Arada zorla kaktırılan bir ton reklamı saymazsanız TV dizilerini seyretmek bedava ama sinemaya gitmek parayla… Peki, dizi izlerken ağlamaya bayılan seyirci neden sinemaya gidip de bilet parasını ödediği zaman komedi filmlerini tercih ediyor? Sebebi basit! Sinema seyircisi ile Tv izleyicisi aynı kişiler değil hatta aynı yaş grubuna bile dâhil değiller. Seyircinin talebi doğrultusunda, her yıl daha da acılanan, olmadık entrikalardan medet uman dizileri seyredenler, karakterlerin başlarına gelenlerle kendilerinden geçiyorlar. Bu dizilerin hedef kitlesinin yaşını, başını almış annelerimiz, teyzelerimiz olduğu çok açık. Güne Müge Anlı’nın cinai çözümlemeleriyle başlayan ve bir yandan dolma sararken bir yandan da “3 gündür evine gitmeyen Recep’e ne oldu?” sorusunu, artık bir hafiyeye dönüşmüş olarak, “onun kahvedeki arkadaşı var ya, o kaçırdı borcu için” diye şıp diye çözüveren kadınlar bunlar… Kendi annemden biliyorum bunun böyle olduğunu. Günün ilerleyen saatlerinde çoğu ajans oyuncularından seçilen kolpadan evlilik programlarıyla kendinden geçen bu insanların akşam da en büyük eğlencesi “çöldeki Kutup ayısı” misali başına olmadık işler gelen zavallı insanların öykülerini anlatan acıklı diziler!

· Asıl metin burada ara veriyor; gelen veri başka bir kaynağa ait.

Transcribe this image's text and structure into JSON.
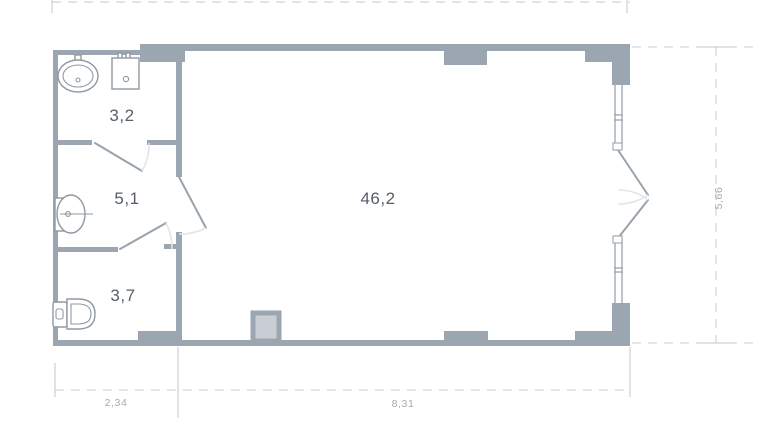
{
  "plan": {
    "title": "apartment-floor-plan",
    "rooms": [
      {
        "name": "bathroom",
        "area": "3,2"
      },
      {
        "name": "hallway",
        "area": "5,1"
      },
      {
        "name": "wc",
        "area": "3,7"
      },
      {
        "name": "living-room",
        "area": "46,2"
      }
    ],
    "dimensions": {
      "bottom_left": "2,34",
      "bottom_right": "8,31",
      "right_side": "5,66"
    },
    "fixtures": [
      {
        "name": "oval-sink"
      },
      {
        "name": "washing-machine"
      },
      {
        "name": "washbasin"
      },
      {
        "name": "toilet"
      }
    ],
    "colors": {
      "wall": "#9ba6b0",
      "fixture_outline": "#8f99a3",
      "door_line": "#99a3ac",
      "swing_arc": "#e1e5e8",
      "dash_line": "#c7cdd3",
      "room_text": "#555f69",
      "dim_text": "#a4abb3",
      "shaft_fill": "#c9ced4"
    }
  }
}
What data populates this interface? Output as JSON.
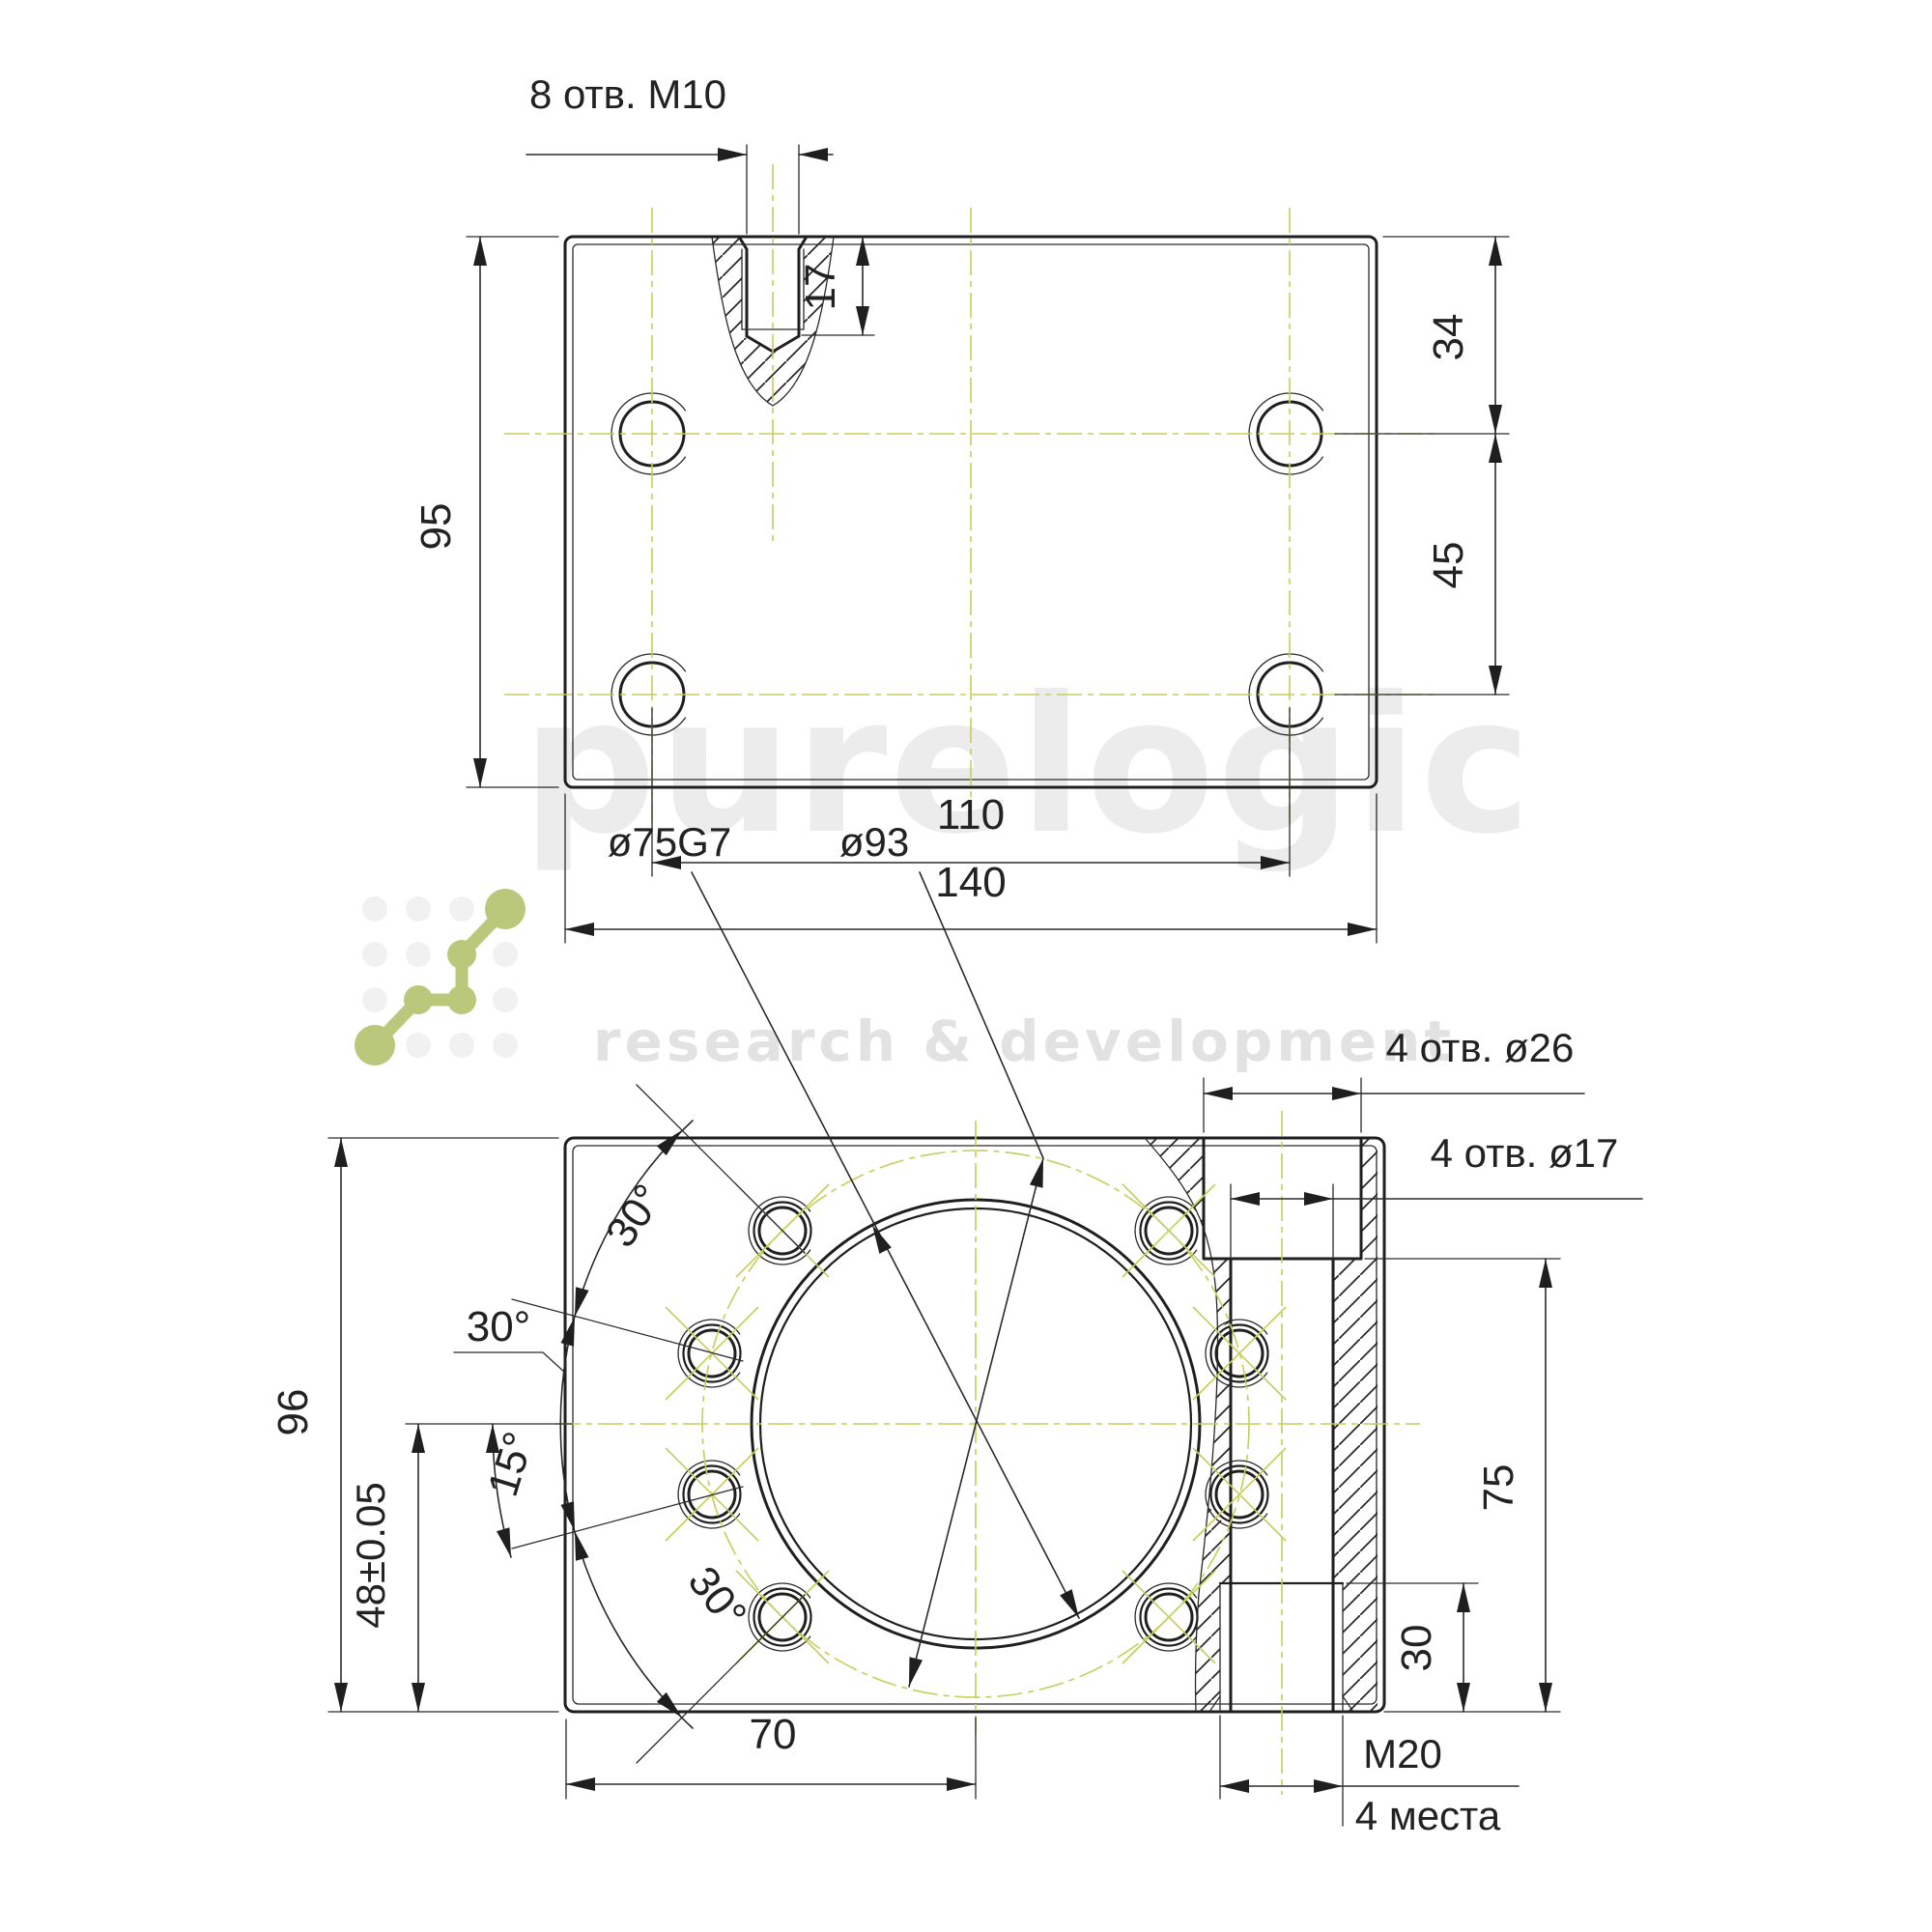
{
  "drawing_title": "Ballscrew end support bracket drawing",
  "colors": {
    "line": "#1f1f1f",
    "centerline_green": "#c3cf5a",
    "logo_green": "#b9c87a",
    "watermark_gray": "#ececec"
  },
  "watermark": {
    "brand": "purelogic",
    "tagline": "research & development"
  },
  "top_view": {
    "labels": {
      "holes_note": "8 отв. M10",
      "thread_depth": "17",
      "height": "95",
      "edge_to_hole": "34",
      "hole_row_spacing": "45",
      "hole_col_spacing": "110",
      "overall_width": "140"
    }
  },
  "front_view": {
    "labels": {
      "bore_dia": "ø75G7",
      "bolt_circle_dia": "ø93",
      "counterbore_note": "4 отв. ø26",
      "through_hole_note": "4 отв. ø17",
      "angle_top": "30°",
      "angle_leader": "30°",
      "angle_small": "15°",
      "angle_bottom": "30°",
      "overall_height": "96",
      "center_height": "48±0.05",
      "center_offset": "70",
      "flange_height": "75",
      "thread_step": "30",
      "side_thread": "M20",
      "side_thread_places": "4 места"
    }
  }
}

Yeşilçam’ın melodram geleneğini doz aşımına uğratarak bünyeye zerk eden bu türden yapımlar neyse ki sadece TV kanallarında hüküm sürüyor, iş sinema için bir şeyler yapmaya ve bilet satarak seyirciyi çekmeye geldiğinde ıstırabın yerini hızla gülmece alıyor.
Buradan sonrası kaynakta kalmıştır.